Cancer Institute of Iran, Tehran University of Medical Sciences (TUMS), Tehran, Iran.
Cancer Institute of Iran, Tehran University of Medical Sciences (TUMS), Tehran, Iran; Department of Mechanical Engineering, K. N. Toosi University of Technology, Tehran 1999143344, Iran.
Comput Biol Med. 2022 Jul;146:105511. doi: 10.1016/j.compbiomed.2022.105511. Epub 2022 Apr 18.

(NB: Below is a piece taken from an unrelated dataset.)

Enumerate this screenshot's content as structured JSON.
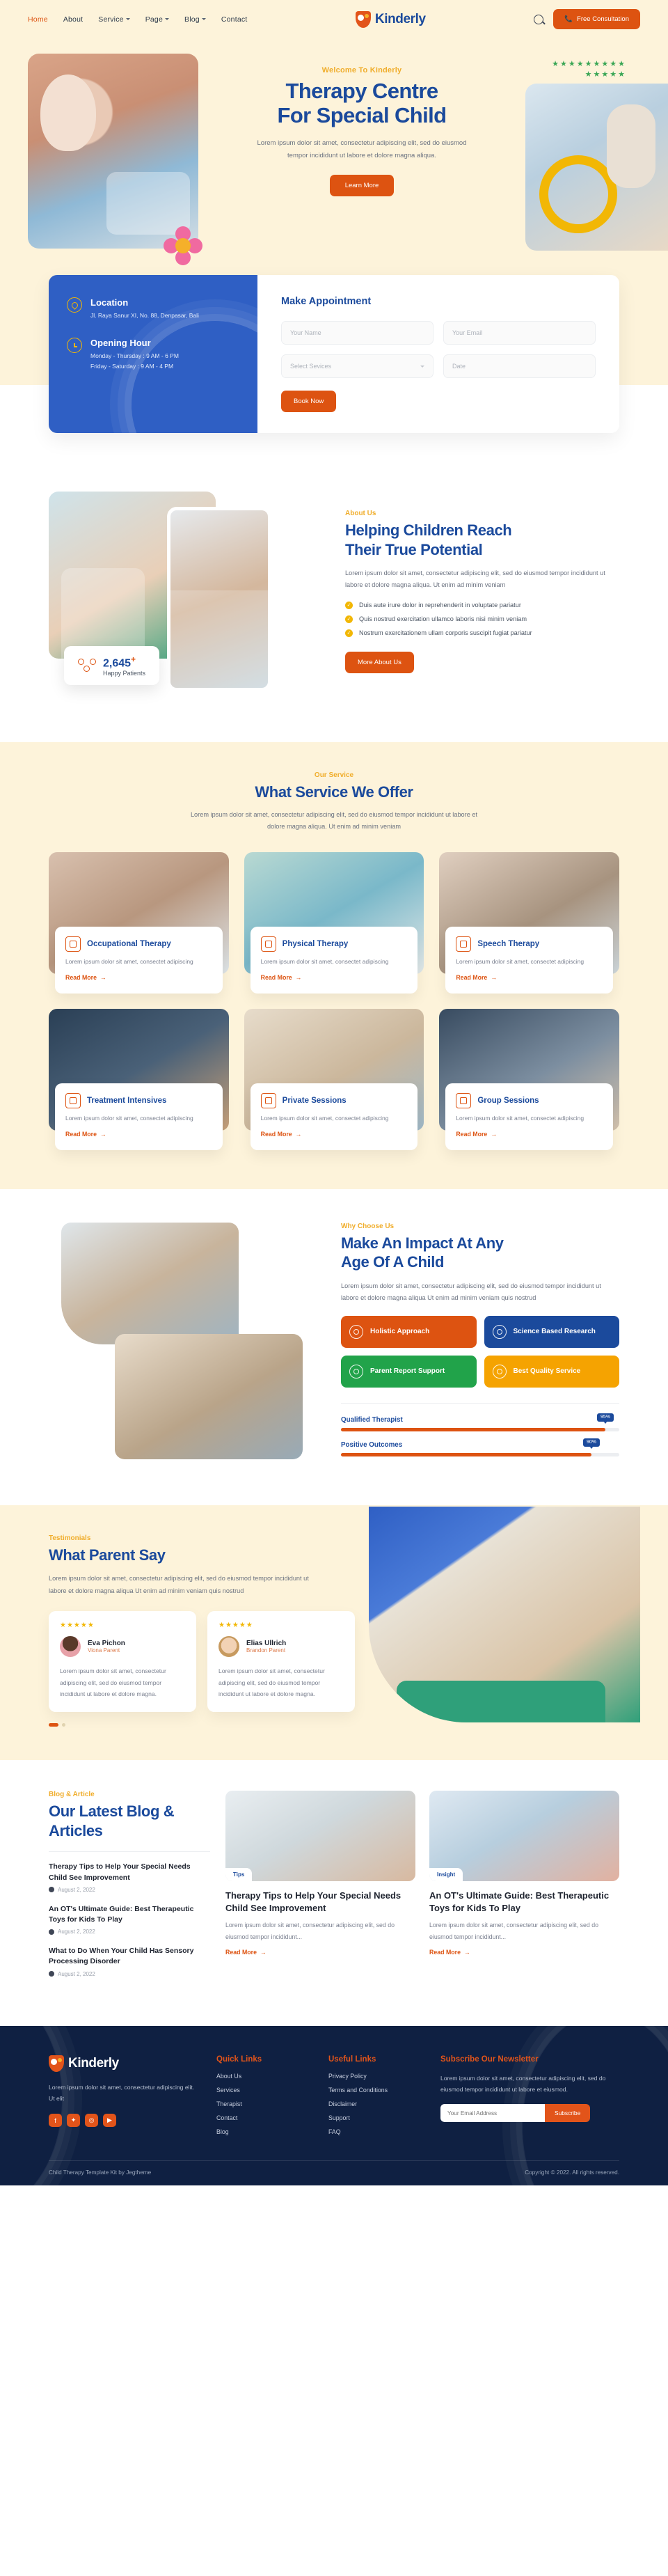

Accurate simulation of tumor growth during chemotherapy has significant potential to alleviate the risk of unknown side effects and optimize clinical trials. In this study, a 3D simulation model encompassing angiogenesis and tumor growth was developed to identify the vascular endothelial growth factor (VEGF) concentration and visualize the formation of a microvascular network. Accordingly, three anti-angiogenic drugs (Bevacizumab, Ranibizumab, and Brolucizumab) at different concentrations were evaluated in terms of their efficacy. Moreover, comprehensive mechanisms of tumor cell proliferation and endothelial cell angiogenesis are proposed to provide accurate predictions for optimizing drug treatments. The evaluation of simulation output data can extract additional features such as tumor volume, tumor cell number, and the length of new vessels using machine learning (ML) techniques. These were investigated to examine the different stages of tumor growth and the efficacy of different drugs. The results indicate that brolucizuman has the best efficacy by decreasing the length of sprouting new vessels by up to 16%. The optimal concentration was obtained at 10 mol m with an effectiveness percentage of 42% at 20 days post-treatment. Furthermore, by performing comparative analysis, the best ML method (matching the performance of the reference simulations) was identified as reinforcement learning with a 3.3% mean absolute error (MAE) and an average accuracy of 94.3%.
准确模拟化疗过程中的肿瘤生长具有显著的潜力,可以降低未知副作用的风险并优化临床试验。在这项研究中,开发了一个包含血管生成和肿瘤生长的 3D 模拟模型,以确定血管内皮生长因子 (VEGF) 浓度并可视化微血管网络的形成。因此,评估了三种不同浓度的抗血管生成药物(贝伐单抗、雷珠单抗和布罗利珠单抗)的疗效。此外,还提出了肿瘤细胞增殖和内皮细胞血管生成的综合机制,以提供优化药物治疗的准确预测。通过机器学习 (ML) 技术,可以从模拟输出数据中提取附加特征,如肿瘤体积、肿瘤细胞数量和新血管的长度。这些特征被用来研究肿瘤生长的不同阶段和不同药物的疗效。结果表明,布罗利珠单抗的疗效最好,可使发芽新血管的长度减少多达 16%。在治疗后 20 天,最佳浓度为 10 mol m,有效率为 42%。此外,通过进行比较分析,确定了最佳的 ML 方法(与参考模拟的性能匹配)为强化学习,平均绝对误差 (MAE) 为 3.3%,平均准确率为 94.3%。